Die neueste Forschung kann auch kaum umgehend in der breiten Masse rezipiert werden. Dazu muss sie zunächst fachwissenschaftlich publiziert werden. Das dauert ein paar Jahre und muss dann eine Aufmerksamkeitswelle treffen. Was wissenschaftlich en vogue ist, muss nicht gesellschaftlich interessant sein. Beides zu treffen, ist extrem unwahrscheinlich. Für die 2000er Jahre müsste man z.B. über Integrationsprozesse, religiösen Fanatismus, Imperialismus und ökonomische Netze etwa ab 2000 bis 2003 geforscht haben. Aus meinem Zeitbereich fällt mir keine derartige Arbeit im großen Stil ein. Die Themenauswahl ist auch klein. In der Antike findet man das am ehesten bei den Sikarioten Palästinas, wobei der Teil mit der Ökonomie schwierig unterzubringen wird. Erst ab 9/11 sind diese Fragen massiv in die Öffentlichkeit gerückt und viele Wissenschaftler, z.T. sehr junge, arbeiten jetzt an solchen Themen; nicht nur in der Geschichtsforschung. Warum? Weil die Forschung seltener die Allgemeinheit beeinflusst, als das Weltgeschehen die Sicht auf vergangene Prozesse verändert.

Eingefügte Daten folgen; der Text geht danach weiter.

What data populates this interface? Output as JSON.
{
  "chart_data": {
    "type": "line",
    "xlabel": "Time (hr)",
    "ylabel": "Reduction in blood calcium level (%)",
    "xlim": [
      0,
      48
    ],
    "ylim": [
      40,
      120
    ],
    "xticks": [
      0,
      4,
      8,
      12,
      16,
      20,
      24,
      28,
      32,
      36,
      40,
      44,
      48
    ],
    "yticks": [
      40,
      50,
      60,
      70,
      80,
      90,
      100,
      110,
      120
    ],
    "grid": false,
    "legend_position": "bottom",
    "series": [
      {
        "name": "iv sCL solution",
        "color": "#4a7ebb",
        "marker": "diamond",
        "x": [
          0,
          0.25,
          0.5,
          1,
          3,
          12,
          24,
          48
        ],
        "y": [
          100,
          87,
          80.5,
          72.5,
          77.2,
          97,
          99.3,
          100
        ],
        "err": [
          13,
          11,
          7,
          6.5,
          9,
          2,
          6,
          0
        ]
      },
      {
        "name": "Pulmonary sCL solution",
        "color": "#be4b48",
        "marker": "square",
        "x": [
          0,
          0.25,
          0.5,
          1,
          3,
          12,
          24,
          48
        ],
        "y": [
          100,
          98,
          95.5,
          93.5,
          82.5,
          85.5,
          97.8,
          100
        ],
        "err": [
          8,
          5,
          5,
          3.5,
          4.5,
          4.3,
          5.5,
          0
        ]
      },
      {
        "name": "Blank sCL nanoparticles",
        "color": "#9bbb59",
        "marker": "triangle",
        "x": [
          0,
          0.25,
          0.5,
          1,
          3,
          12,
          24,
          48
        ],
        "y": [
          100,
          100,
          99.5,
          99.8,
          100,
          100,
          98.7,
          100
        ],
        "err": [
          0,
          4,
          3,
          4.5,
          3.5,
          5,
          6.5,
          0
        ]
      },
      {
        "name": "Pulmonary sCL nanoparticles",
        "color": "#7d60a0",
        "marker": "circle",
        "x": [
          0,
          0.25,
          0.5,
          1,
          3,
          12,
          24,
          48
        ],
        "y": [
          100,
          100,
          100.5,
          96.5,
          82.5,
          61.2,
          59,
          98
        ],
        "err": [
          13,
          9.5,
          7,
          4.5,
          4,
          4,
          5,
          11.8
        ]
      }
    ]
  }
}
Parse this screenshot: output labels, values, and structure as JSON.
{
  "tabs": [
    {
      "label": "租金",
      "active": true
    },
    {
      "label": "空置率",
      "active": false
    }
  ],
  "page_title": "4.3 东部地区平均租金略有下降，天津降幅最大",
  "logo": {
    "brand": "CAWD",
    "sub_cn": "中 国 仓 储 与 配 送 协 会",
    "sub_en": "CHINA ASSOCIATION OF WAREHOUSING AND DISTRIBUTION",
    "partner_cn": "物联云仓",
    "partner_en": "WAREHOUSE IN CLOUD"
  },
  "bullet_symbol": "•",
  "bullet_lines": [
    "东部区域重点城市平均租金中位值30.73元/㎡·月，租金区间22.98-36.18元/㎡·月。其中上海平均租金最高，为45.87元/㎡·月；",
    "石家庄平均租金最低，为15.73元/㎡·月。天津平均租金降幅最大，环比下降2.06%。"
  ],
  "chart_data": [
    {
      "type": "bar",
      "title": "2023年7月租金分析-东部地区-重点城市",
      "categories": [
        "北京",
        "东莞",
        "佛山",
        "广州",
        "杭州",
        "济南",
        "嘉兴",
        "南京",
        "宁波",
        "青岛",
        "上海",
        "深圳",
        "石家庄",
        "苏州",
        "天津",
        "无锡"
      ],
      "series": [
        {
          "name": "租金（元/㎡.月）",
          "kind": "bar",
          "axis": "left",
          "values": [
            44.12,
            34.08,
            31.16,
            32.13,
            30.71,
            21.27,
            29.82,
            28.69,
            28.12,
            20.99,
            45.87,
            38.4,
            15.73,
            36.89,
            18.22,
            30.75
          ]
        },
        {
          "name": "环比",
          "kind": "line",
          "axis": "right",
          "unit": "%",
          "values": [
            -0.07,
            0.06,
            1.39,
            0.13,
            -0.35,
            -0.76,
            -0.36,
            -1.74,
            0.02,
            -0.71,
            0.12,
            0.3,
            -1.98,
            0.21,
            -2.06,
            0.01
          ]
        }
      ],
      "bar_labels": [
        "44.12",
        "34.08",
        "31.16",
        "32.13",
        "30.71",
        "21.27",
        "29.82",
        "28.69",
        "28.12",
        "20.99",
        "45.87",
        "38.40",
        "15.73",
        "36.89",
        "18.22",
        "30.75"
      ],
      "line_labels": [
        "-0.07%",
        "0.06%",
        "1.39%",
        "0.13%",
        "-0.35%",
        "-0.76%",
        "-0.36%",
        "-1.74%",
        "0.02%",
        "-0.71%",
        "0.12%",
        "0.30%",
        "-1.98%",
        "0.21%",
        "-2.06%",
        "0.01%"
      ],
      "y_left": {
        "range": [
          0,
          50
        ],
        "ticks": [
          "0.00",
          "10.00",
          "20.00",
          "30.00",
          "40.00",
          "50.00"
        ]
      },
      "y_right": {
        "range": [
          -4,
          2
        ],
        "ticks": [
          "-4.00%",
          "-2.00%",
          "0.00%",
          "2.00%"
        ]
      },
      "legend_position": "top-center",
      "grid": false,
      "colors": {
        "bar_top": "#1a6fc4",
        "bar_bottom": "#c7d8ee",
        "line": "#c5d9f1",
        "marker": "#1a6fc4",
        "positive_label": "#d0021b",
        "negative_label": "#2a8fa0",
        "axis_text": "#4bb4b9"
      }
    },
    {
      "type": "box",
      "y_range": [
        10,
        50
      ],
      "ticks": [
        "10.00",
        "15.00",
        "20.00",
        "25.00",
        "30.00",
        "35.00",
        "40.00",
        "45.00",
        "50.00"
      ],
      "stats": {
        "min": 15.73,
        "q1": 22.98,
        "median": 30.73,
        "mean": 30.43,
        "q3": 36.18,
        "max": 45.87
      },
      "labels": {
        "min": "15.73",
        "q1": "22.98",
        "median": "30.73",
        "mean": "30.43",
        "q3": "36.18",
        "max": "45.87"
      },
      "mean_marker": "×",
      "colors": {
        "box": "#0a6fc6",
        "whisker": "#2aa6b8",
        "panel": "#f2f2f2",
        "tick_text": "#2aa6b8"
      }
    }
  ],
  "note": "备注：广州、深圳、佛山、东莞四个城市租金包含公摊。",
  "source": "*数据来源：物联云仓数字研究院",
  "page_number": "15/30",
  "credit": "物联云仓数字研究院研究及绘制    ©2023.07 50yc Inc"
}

Das gilt insbesondere für Lehrbücher. Wer sich Geschichtsbücher der letzten 100 Jahre anguckt, wird das schnell erkennen. Themenauswahl, didaktische Aufbereitung und Komplexität sind von Land, Schulform und Bildungsziel abhängig. Man muss nicht den Blick NS-Deutschlands auf Sparta aufgreifen, oder den Umgang der DDR mit Rom als Sklavenstaat. Es reicht, wenn wir uns anschauen, wie sehr die Generation der \"68er\" die Bücher beeinflusst hat: Skizzen, Comics, Diagramme. Das ist nicht der digitalen Drucktechnik alleine zu verdanken. Multisensorisches Lernen ist Teil des Unterrichts. Die postmodernen Lehrer sollen weniger kanonisch ausbilden, Unterricht muss freier sein, Schüler sollen zweifeln lernen, manche meinen, bis zum verzweifeln.
Das braucht immer Zeit, bis es in den Büchern umgestellt wird. Meine Lehrbücher waren noch voll von Französischer Revolution, Industrialisierung, Kaierreich, Weimar und Machtergreifung. Mit Vietnam und dem Fall der Mauer ging\'s dann zu Ende. Für die Schüler von 2012 ist der Mauerfall Steinzeit. In deren Büchern wird 9/11 \"Geschichte\" sein. Mal sehen, was die Kollegen dazu schreiben werden.